Jakarta, Aktual.com — Tersangka dugaan korupsi sistem pembayaran paspor secara elektronik atau payment gateway, Denny Indrayana ternyata kedatangannya ke Gadung Bareskrim Polri untuk mengajukan surat permohonan ke luar negeri.

Padahal sebelumnya bekas Wamenkum HAM itu, mengaku mengajukan lima saksi ahli meringankan terkait kasus yang membelitnya.

“Denny datang ke sini mengajukan surat izin permohonan mengajar ke Melbourne University. Selaku profesor bidang Fisip,” ujar Kasubdit II Direktorat Tindak Pidana Korupsi Bareskrim Polri, Kombes Pol Djoko Poerwanto saat dikonfirmasi wartawan, Senin (5/9).

Atas permohonan tersebut, lantas penyidik keberatan lantaran berkas perkara penyidikan Denny masih berjalan. Sehingga proses pencegahan yang bersangkutan masih berlaku.

“Berkas perkara kan belum lengkap, Polri masih melakukan pencegahan,” tuturnya.

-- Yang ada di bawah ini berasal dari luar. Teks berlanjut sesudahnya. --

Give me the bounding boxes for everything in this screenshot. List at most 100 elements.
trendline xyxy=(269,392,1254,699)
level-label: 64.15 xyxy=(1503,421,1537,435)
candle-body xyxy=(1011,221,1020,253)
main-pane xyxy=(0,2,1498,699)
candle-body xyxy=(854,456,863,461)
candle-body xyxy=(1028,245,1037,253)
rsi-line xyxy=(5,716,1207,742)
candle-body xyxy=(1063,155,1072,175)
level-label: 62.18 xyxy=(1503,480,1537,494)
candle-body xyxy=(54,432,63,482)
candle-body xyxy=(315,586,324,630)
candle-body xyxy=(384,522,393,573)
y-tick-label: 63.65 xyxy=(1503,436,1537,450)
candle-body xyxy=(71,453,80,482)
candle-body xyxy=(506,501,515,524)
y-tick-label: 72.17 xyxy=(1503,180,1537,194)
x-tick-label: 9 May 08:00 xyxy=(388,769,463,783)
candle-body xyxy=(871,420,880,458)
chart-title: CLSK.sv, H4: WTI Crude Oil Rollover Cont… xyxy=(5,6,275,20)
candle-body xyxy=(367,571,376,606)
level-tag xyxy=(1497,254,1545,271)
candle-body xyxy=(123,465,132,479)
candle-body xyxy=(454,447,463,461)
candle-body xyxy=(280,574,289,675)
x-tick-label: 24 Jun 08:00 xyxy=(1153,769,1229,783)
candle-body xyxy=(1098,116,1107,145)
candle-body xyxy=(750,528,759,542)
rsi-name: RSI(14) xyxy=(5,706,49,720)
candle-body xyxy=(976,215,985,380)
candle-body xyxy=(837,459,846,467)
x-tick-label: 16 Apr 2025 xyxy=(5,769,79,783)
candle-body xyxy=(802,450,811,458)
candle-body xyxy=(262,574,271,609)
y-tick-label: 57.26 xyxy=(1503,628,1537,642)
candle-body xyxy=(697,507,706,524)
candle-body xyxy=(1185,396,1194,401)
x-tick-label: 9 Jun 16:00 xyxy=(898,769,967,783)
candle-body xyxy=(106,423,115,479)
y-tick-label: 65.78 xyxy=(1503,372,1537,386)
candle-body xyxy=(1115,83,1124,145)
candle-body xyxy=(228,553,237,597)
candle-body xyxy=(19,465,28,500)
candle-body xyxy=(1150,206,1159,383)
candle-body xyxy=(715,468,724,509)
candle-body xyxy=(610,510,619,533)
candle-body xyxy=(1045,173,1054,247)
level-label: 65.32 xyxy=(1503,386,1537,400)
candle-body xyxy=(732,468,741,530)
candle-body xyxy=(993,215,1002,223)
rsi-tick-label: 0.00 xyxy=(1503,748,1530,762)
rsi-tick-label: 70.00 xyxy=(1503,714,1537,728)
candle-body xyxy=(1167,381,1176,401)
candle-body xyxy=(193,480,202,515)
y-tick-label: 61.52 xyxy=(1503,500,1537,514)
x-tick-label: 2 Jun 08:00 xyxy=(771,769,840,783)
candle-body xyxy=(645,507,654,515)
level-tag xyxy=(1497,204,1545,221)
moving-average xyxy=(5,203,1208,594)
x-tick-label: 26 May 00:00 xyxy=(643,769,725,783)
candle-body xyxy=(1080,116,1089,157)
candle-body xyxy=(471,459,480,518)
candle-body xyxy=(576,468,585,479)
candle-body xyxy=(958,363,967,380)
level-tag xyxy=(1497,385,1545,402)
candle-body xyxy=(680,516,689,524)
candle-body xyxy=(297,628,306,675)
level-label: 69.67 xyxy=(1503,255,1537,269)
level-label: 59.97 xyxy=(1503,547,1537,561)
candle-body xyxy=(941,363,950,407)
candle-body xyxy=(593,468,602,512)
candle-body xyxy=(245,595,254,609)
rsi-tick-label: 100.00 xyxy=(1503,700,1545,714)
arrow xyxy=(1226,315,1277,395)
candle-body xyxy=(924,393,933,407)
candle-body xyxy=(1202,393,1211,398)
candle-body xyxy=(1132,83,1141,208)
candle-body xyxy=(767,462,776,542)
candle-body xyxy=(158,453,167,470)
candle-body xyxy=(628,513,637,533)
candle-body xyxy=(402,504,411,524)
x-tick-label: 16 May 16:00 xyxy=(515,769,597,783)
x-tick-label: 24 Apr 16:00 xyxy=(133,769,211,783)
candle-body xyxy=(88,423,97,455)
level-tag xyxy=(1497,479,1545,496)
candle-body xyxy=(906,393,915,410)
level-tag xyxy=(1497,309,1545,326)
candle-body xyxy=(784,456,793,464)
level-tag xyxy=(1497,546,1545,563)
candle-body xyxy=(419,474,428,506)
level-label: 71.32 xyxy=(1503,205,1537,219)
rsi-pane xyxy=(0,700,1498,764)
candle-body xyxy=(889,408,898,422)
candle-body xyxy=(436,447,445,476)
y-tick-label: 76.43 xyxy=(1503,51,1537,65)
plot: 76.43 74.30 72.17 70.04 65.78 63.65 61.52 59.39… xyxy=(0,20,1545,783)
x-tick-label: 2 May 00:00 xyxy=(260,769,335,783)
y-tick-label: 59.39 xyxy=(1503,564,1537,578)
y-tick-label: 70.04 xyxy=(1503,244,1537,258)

Dijelaskan Djoko, masa cekal terhadap Denny memang sudah habis pada 1 Oktober lalu. Namun, pada 28 September lalu penyidik melakukan perpanjangan cegah ke Direktorat Imigrasi Kemenkum HAM.

Yang jelas, Djoko menegaskan, bahwa Denny hari ini tidak mengajukan saksi ahli meringankan terkait kasus yang menyeretnya sebagai pesakitan. “Enggak ada permohonan pemeriksaan saksi ahli tadi,” kata dia.

Seperti diketahui Denny tersangkut korupsi sistem Payment Gateway hingga ditetapkan menjadi tersangka. Hingga kini berkas perkara Denny masih belum dinyatakan lengkap oleh Kejaksaan. Penyidik pun terus melengkapi kekurangan itu.

Sistem ini dipermasalahkan karena memungut biaya tambahan sebesar Rp5.000 dari setiap penggunanya. Denny berulang kali mengatakan, wajib bayar tidak harus menggunakan sistem itu jika tidak ingin membayar lebih.

Selain itu, polisi juga mempermasalahkan pembukaan rekening swasta penampung dana atas nama perusahaan rekanan. Seharusnya, dana yang diterima langsung masuk ke kas negara dan tidak ditampung di rekening pihak ketiga.

Denny Indrayana pun diduga melanggar Pasal 2 ayat (1) dan atau Pasal 3 dan Pasal 23 UU Nomor 31 Tahun 1999 tentang Pemberantasan Tindak Pidana Korupsi sebagaimana diubah dengan UU Nomor 20 Tahun 2001 tentang perubahan atas UU Nomor 31 Tahun 1999 tentang Pemberantasan Tindak Pidana Korupsi jo Pasal 421 KUHP Jo Pasal 55 ayat (1) ke-1 KUHP.